One other thing. I was so moved by this story, I wrote the author. Anytime a book inspires you the way Merle’s Door inspired me, I urge you to do the same. Send your letter via the author’s agent or simply email the author directly via the contact listed on the author’s website.

Now, let's hear about your favorite dog book.

Sunday, August 2, 2009

House Pets – Part I




The Unnamed


Sad to say, our family didn’t have a good history with house pets. Dad brought home an Airedale puppy one summer when I was about 3 or 4. The first evening, Mom took me out to the back yard to meet our new pup. It didn’t have a name yet. This was right before my bedtime when the sun was setting through the oak and pine trees.

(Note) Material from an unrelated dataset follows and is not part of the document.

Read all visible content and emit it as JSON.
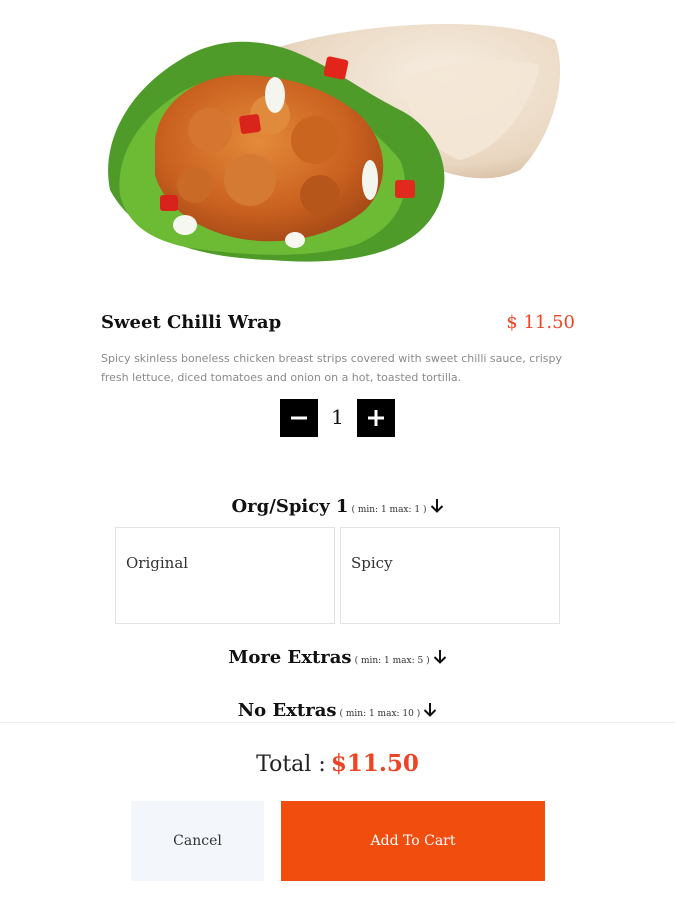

The whole family was in the yard to meet our pet—my two older sisters, Mom and Dad. My younger brother wasn’t born yet. I had on my summer pajamas—cotton shorts and matching blouse with metal snaps for buttons. The new puppy had a long, rectangular face. He looked big!

Someone said, “You can pat him.”

I wanted to touch him but I felt scared and started running. In that same instant, the pup chased after me. Squealing with fright and delight, I ran in tighter and tighter circles. What if he caught me? Would he nip my bare legs and feet? I turned around to look and slipped on the grass, falling on my back.

Standing over me, panting in my face, the pup was all smiles and full of accomplishment. He’d won me over. I'd made a new friend.

“Okay. Time to say goodnight, now,” Mom said. She was strict about bedtime.

Upstairs in my bedroom, Mom read to me as she always did, then kissed me goodnight. I listened for the puppy outside and though I couldn’t hear anything, happiness squiggled through my limbs. I couldn't believe my good fortune: I had a pet.

Not long after, the light dimming outside, Mom came back up.

“Honey,” she said, sitting on my bed. She spoke quietly and looked sad. “I have something to tell you.”

Apparently, on the way to get something in the garage, Dad had tied the puppy’s leash to the back stair railing. During those brief, shattering moments —my father was gone for just a minute—the puppy in his exuberance slipped through the rails and dangled from his leash. The metal training collar functioned like a slip noose, tightening around his throat, choking him to death.

After my mother left again, I lay for a long time unable to sleep, going round and round, reliving the puppy’s chase and his short life with me. I wanted to cry but I was angry with my father and upset, my heart turned upside down.

How many times had Dad told us he wanted a dog? and now this unthinkable had happened. If I had been in charge, could I have saved our puppy’s life?

“I was gone for a minute, not even a minute,” my father kept saying the next day, and the next, and for days after that.

I was angry, but I also felt sorry for my father. I could see that he was torn and ashamed.—“Not even a minute. Less than a minute. Seconds.” He shook his head, beating himself for his mistake.

That marked the beginning of my divided self. One part of me surfaced like a shark circling toward the smell of darkness that I sensed lay ahead. Another part of me knew, even then, that to escape that darkness, I would need to learn how to forgive.